L’appello, prosegue esprimendo profonda preoccupazione per il fatto che «il conflitto iniziato lo scorso 15 aprile sembra non far intravvedere prospettive immediate di mediazione, tantomeno, di una possibile fine».

Le organizzazioni, hanno poi espresso la loro preoccupazione «perché giungono continue segnalazioni di distruzione e di saccheggio ingiustificato a infrastrutture civili e pubbliche, comprese le scuole e gli ospedali».

Ricordando che, «ogni Stato è un attore nei conflitti armati e dunque ha obblighi, ai sensi del diritto internazionale umanitario, per la protezione dei civili e delle infrastrutture civili». La dichiarazione invita infine «la società civile a respingere ogni forma di odio o di possibile incitamento all’odio».

Una dichiarazione quest’ultima, che fa eco all’appello lanciato da papa Francesco alle parti in conflitto, chiedendo loro di «deporre le armi» e che invita «al dialogo», riaffermando «l’impegno a pregare per la pace e a sostenere tutti gli sforzi per una tregua sostenibile per la stabilizzazione del Paese».

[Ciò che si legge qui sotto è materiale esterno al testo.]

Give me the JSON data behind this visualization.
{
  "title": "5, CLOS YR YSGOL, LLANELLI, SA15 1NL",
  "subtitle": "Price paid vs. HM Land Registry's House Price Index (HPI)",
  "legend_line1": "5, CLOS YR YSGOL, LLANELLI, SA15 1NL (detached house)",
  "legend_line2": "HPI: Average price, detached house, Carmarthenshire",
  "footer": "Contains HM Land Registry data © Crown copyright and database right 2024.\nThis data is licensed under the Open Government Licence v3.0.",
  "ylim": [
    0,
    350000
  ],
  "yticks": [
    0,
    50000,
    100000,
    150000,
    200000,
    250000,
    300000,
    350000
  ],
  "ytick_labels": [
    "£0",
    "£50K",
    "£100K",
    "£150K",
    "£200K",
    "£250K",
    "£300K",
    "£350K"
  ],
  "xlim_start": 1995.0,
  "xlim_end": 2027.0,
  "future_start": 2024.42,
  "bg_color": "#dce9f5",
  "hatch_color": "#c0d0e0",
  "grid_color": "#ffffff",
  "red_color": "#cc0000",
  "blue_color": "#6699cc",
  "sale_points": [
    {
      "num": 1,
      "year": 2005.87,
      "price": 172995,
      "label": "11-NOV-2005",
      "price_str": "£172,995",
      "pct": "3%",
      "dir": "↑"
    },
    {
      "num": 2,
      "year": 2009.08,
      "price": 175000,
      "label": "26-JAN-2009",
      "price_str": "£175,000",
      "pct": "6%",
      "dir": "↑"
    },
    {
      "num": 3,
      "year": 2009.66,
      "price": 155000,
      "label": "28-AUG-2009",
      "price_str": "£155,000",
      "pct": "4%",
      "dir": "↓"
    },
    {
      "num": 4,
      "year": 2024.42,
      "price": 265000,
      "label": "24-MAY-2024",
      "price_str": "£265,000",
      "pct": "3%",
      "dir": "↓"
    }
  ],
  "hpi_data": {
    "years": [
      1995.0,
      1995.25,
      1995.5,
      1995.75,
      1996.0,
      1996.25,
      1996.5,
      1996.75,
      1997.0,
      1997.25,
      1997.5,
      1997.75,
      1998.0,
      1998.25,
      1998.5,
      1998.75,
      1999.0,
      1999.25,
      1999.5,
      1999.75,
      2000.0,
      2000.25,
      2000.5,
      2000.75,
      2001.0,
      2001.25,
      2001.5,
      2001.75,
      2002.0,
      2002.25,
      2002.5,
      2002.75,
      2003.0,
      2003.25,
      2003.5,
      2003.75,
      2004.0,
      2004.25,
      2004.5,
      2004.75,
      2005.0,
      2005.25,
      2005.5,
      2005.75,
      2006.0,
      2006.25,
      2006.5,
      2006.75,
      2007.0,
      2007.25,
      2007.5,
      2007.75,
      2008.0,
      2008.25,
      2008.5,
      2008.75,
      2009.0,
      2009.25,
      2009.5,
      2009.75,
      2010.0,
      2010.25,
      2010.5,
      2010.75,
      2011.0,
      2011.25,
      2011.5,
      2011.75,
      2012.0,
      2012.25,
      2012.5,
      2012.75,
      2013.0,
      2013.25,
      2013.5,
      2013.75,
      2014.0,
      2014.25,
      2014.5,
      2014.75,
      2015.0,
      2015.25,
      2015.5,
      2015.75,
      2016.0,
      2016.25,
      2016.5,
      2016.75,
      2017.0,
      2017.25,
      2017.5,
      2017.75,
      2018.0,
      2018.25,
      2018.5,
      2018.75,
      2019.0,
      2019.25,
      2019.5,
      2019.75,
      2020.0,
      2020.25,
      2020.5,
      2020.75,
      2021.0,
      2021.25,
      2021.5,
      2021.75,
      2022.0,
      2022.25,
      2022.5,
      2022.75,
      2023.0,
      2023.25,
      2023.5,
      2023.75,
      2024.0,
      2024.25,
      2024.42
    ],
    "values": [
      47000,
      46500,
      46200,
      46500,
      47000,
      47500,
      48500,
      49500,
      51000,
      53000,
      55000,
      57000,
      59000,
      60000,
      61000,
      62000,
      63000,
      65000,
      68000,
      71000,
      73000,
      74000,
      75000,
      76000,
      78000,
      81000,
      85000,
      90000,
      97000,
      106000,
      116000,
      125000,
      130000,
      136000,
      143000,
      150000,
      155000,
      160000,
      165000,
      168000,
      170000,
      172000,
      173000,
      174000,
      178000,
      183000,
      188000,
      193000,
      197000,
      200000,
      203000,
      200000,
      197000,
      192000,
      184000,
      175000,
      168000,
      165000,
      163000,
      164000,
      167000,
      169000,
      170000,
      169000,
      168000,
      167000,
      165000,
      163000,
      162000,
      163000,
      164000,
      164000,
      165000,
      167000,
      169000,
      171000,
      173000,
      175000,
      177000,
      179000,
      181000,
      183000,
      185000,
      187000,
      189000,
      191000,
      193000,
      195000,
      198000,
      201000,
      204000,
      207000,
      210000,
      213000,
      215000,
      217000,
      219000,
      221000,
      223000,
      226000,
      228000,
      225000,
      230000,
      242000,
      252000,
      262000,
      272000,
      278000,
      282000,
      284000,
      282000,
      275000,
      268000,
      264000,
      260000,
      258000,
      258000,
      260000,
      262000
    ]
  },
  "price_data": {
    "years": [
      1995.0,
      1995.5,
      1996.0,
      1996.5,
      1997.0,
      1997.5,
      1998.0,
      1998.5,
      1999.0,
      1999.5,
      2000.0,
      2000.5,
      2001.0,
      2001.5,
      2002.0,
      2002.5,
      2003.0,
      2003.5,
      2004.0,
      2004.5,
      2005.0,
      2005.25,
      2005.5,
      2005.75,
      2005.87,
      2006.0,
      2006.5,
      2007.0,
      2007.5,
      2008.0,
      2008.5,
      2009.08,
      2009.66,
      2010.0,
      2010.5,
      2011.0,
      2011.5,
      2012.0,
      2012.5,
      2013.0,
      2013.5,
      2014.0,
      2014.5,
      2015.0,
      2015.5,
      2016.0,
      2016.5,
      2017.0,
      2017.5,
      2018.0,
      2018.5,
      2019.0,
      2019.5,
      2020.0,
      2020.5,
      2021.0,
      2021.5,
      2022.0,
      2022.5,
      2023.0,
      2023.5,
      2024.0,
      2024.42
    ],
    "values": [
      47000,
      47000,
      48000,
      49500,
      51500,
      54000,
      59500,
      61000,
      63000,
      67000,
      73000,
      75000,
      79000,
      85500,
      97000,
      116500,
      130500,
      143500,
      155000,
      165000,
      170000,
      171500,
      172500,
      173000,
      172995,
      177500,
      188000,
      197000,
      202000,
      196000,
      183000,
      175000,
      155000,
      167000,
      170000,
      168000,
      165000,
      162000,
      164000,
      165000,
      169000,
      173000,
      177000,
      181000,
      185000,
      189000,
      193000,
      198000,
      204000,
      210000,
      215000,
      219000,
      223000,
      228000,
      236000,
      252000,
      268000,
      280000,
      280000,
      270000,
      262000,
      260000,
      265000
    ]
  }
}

La dichiarazione firmata dal Cec, condanna fermamente «ogni forma, ogni atto di violenza di tutte le parti in causa, perché tali atti sono contro la pienezza della vita del popolo di Dio».

Inoltre, il messaggio esorta i cittadini sudanesi a «rimanere vigili per evitare d’essere strumentalizzati, rischiando di di favorire il conflitto e di causare ulteriori divisioni. Infine, di rifiutare ogni forma di violenza» e di «alzarsi in piedi, tenere la schiena dritta, per chiedere collettivamente e pacificamente, soluzioni sostenibili per porre fine all’attuale violenza». Il documento esorta anche i governi regionali a «facilitare il movimento da un luogo ad un altro (senza restrizioni) sostenendo i rifugiati».